2. WOOD AND WOODEN STRUCTURES THAT COME INTO CONTACT WITH YOUR HOME
Even if the soil around your home has been treated by a pest control specialist, wood that serves as a bridge between the ground and your home may create a point of entry for termites. Termites feed on cellulose, an essential component of wood. Subterranean termites will search out food sources that exist above ground in addition to their more readily available food supplies. Any wood that comes into contact with your home's exterior may create an opportunity for termites to infiltrate your home's interior. Remove any stumps, vines, mulch, trellises or other exterior wood such as stacked firewood that is in close proximity to your home's foundation, especially if your home has wooden siding. Note that your roof can also be vulnerable to termite infestation. Trim back any tree limbs that are resting on your roof or touching wooden structures such as eaves or window framing.
3. OPENINGS IN YOUR HOME'S FOUNDATION, ROOF, WALLS, ETC.
In their search for moisture and food, termites will take advantage of any breach in your home's integrity. Even cracks in your foundation's concrete offer opportunities for subterranean termites to gather materials for the construction of their mud tubes, the tunnels by which they travel in their foraging. Periodically inspect your home's entry doors and windows, and reapply caulk where any might be distressed or missing. Similarly, look for any loose or defective seals where electrical conduit or plumbing lines enter your home. And if you are aware of damage to your shingles, fascia boards or eaves, have it repaired immediately. Even these minor fixes can help you defend your home against a termite infestation.

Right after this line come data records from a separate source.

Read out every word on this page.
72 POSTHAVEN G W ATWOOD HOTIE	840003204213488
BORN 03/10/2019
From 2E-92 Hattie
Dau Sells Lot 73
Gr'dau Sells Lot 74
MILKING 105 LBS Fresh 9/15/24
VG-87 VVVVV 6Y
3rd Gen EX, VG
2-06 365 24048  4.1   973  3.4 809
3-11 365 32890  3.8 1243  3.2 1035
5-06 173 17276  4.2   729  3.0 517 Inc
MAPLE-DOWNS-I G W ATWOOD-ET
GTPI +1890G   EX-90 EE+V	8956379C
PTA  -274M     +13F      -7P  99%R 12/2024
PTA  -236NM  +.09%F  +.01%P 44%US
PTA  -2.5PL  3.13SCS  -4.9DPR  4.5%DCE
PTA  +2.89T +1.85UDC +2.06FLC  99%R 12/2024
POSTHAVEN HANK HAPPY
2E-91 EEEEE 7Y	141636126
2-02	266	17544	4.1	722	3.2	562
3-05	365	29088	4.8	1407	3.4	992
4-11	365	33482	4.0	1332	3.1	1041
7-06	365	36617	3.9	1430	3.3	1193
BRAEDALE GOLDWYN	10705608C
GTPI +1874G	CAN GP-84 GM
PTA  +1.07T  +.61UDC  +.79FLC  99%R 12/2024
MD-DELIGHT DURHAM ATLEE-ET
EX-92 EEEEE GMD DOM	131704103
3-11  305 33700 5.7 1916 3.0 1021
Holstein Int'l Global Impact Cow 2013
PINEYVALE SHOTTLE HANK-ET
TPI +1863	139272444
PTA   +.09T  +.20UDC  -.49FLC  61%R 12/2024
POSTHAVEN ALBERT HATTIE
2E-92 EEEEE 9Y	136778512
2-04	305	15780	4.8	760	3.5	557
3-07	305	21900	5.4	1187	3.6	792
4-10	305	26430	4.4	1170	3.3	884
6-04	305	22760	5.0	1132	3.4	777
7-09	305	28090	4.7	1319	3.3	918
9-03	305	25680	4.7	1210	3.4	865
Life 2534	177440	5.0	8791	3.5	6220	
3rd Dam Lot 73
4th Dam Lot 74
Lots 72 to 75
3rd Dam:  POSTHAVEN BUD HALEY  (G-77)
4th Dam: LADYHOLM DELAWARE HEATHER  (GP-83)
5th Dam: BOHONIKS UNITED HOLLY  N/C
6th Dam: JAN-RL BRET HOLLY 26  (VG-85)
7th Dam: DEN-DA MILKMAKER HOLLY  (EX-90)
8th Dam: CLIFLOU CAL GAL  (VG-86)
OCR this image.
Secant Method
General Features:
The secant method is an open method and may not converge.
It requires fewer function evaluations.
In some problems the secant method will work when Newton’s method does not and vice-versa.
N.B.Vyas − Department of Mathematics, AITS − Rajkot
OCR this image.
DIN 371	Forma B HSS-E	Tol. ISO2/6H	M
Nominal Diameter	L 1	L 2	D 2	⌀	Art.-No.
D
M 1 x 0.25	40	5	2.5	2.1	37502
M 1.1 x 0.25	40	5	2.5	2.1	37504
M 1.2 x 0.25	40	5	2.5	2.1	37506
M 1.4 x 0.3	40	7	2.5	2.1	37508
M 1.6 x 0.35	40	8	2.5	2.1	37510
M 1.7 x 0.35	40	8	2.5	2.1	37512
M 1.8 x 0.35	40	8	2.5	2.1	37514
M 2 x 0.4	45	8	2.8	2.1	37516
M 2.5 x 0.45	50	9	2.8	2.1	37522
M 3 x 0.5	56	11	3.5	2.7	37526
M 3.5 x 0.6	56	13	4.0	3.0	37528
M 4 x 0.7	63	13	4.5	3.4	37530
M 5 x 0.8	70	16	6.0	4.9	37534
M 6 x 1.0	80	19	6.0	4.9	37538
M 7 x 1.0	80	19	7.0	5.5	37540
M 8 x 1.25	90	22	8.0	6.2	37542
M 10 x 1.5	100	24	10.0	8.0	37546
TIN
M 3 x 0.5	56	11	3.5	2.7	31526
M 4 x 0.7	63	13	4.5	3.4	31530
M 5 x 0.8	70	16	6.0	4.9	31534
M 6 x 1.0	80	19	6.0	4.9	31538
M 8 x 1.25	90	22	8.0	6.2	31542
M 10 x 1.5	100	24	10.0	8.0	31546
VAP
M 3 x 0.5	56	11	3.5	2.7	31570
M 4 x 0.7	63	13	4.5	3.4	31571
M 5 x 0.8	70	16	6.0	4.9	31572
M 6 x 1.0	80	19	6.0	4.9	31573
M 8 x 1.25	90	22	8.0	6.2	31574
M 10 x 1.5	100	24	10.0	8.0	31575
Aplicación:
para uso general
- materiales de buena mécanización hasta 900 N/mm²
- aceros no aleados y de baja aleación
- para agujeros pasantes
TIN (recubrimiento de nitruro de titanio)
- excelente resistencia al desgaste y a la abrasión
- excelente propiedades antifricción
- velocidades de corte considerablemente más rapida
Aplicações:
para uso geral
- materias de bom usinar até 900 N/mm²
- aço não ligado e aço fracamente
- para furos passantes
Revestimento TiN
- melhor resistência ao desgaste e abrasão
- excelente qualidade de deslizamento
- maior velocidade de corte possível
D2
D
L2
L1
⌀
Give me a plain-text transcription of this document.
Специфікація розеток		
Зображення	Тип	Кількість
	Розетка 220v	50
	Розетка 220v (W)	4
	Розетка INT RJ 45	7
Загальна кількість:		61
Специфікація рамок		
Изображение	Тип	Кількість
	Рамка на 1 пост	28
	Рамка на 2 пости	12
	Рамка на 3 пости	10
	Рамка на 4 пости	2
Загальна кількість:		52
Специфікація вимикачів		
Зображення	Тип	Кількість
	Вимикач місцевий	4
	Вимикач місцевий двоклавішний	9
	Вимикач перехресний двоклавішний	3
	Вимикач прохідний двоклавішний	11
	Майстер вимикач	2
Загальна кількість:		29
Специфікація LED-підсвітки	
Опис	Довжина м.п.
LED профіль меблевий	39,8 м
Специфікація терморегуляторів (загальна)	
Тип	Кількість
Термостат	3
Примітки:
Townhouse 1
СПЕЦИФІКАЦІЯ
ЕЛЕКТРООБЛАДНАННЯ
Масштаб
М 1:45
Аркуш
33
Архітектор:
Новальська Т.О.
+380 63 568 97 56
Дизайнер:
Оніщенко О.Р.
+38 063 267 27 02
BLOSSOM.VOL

You may live in a state or region that is particularly susceptible to termite infestations. Homeowners in warmer, wetter states such as those of the South and Gulf Coast are typically more likely to experience difficulties with termites. You can also consult the United States Forest Service's map of Termite Infestation Probability (TIP) Zones to determine your home's level of risk to infestation due to local environmental factors. Though some areas of the country have an increased termite presence resulting in more homes attacked, remember that termites are found in every state except Alaska, so don't let your guard down.
Finally, if you do notice termite damage that has never been repaired, or if you suspect that your home may have a termite problem, do not put off contacting a professional termite control company to get an expert opinion.